When hashing in staging, it is possible to prepare your data to be split in Hubs
, Satellites
and Links
. When loading data into the staging area, you only need to calculate hashes once (e.g. CustomerHashKey
, CustomerHashDiff
, CustomerContractLinkHashKey
). Besides those hashes, a Sequence
number, a Load Date
and a Source reference
, no additional metadata is put into the staging area. This gives a bit more clarity as in what metadata is added at staging.
In the next step, loading from staging into the data warehouse simply SELECT
the source data and put it into the desired structure (e.g. HubCustomer
, SatCustomer
, LinkCustomerContract
). Since the hashes have already been generated once, no additional processing is needed when loading. Also, there is only one point where hashes are being generated - in the staging processes.

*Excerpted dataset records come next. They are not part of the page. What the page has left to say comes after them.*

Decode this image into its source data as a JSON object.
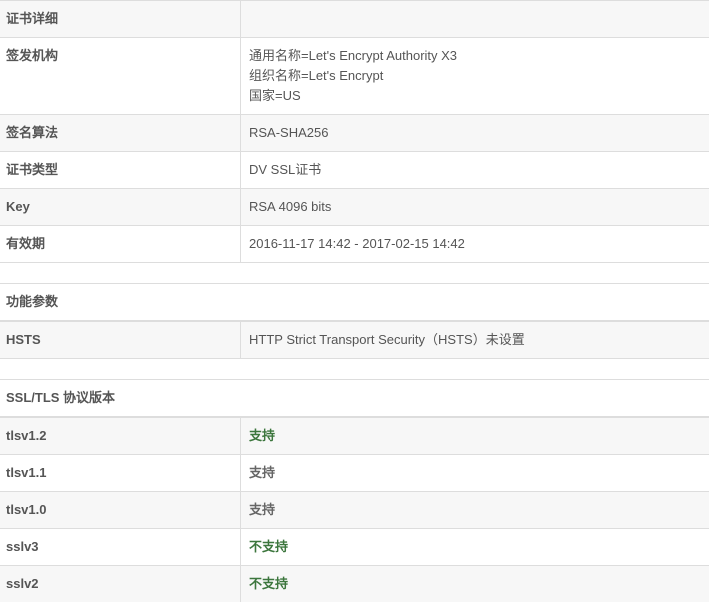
{
  "cert": {
    "title": "证书详细",
    "rows": [
      {
        "label": "签发机构",
        "lines": [
          "通用名称=Let's Encrypt Authority X3",
          "组织名称=Let's Encrypt",
          "国家=US"
        ]
      },
      {
        "label": "签名算法",
        "value": "RSA-SHA256"
      },
      {
        "label": "证书类型",
        "value": "DV SSL证书"
      },
      {
        "label": "Key",
        "value": "RSA 4096 bits"
      },
      {
        "label": "有效期",
        "value": "2016-11-17 14:42 - 2017-02-15 14:42"
      }
    ]
  },
  "features": {
    "title": "功能参数",
    "rows": [
      {
        "label": "HSTS",
        "value": "HTTP Strict Transport Security（HSTS）未设置"
      }
    ]
  },
  "protocols": {
    "title": "SSL/TLS 协议版本",
    "rows": [
      {
        "label": "tlsv1.2",
        "value": "支持",
        "status": "green"
      },
      {
        "label": "tlsv1.1",
        "value": "支持",
        "status": "plain"
      },
      {
        "label": "tlsv1.0",
        "value": "支持",
        "status": "plain"
      },
      {
        "label": "sslv3",
        "value": "不支持",
        "status": "green"
      },
      {
        "label": "sslv2",
        "value": "不支持",
        "status": "green"
      }
    ]
  },
  "colors": {
    "green": "#3c763d",
    "text": "#555555",
    "stripe": "#f7f7f7"
  }
}
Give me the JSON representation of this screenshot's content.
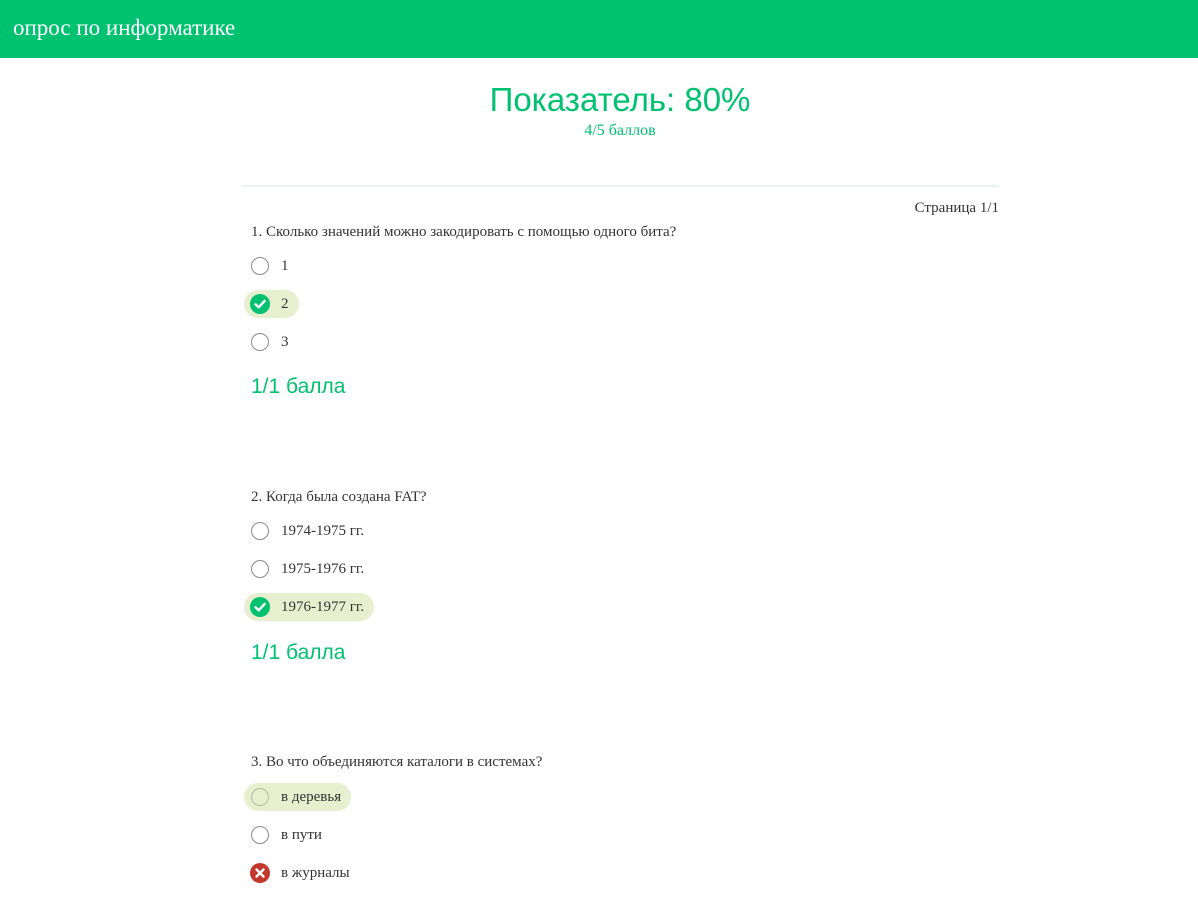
{
  "header": {
    "title": "опрос по информатике"
  },
  "result": {
    "score_label": "Показатель: 80%",
    "points_label": "4/5 баллов"
  },
  "pagination": {
    "label": "Страница 1/1"
  },
  "colors": {
    "accent": "#00c170",
    "highlight": "#e8efcf",
    "wrong": "#c0392b"
  },
  "questions": [
    {
      "text": "1. Сколько значений можно закодировать с помощью одного бита?",
      "options": [
        {
          "label": "1",
          "state": "unselected"
        },
        {
          "label": "2",
          "state": "correct-selected"
        },
        {
          "label": "3",
          "state": "unselected"
        }
      ],
      "points": "1/1 балла"
    },
    {
      "text": "2. Когда была создана FAT?",
      "options": [
        {
          "label": "1974-1975 гг.",
          "state": "unselected"
        },
        {
          "label": "1975-1976 гг.",
          "state": "unselected"
        },
        {
          "label": "1976-1977 гг.",
          "state": "correct-selected"
        }
      ],
      "points": "1/1 балла"
    },
    {
      "text": "3. Во что объединяются каталоги в системах?",
      "options": [
        {
          "label": "в деревья",
          "state": "correct-answer"
        },
        {
          "label": "в пути",
          "state": "unselected"
        },
        {
          "label": "в журналы",
          "state": "wrong-selected"
        }
      ]
    }
  ]
}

All other processes downstream can use them.
If you would generate the hash from staging into the data warehouse, you might end up generating those hashes multiple times (Hub
, Satellite
(+diff), Link
) which could become a performance problem for Big Data use cases or machines with weak CPUs. Think of the HashDiff
on satellites: if the hashing happens in the staging area, no additional processing is needed when inserting into the data warehouse (which could get expensive quickly when there are a lot of columns in a table).
So I would always hash in the staging area if possible.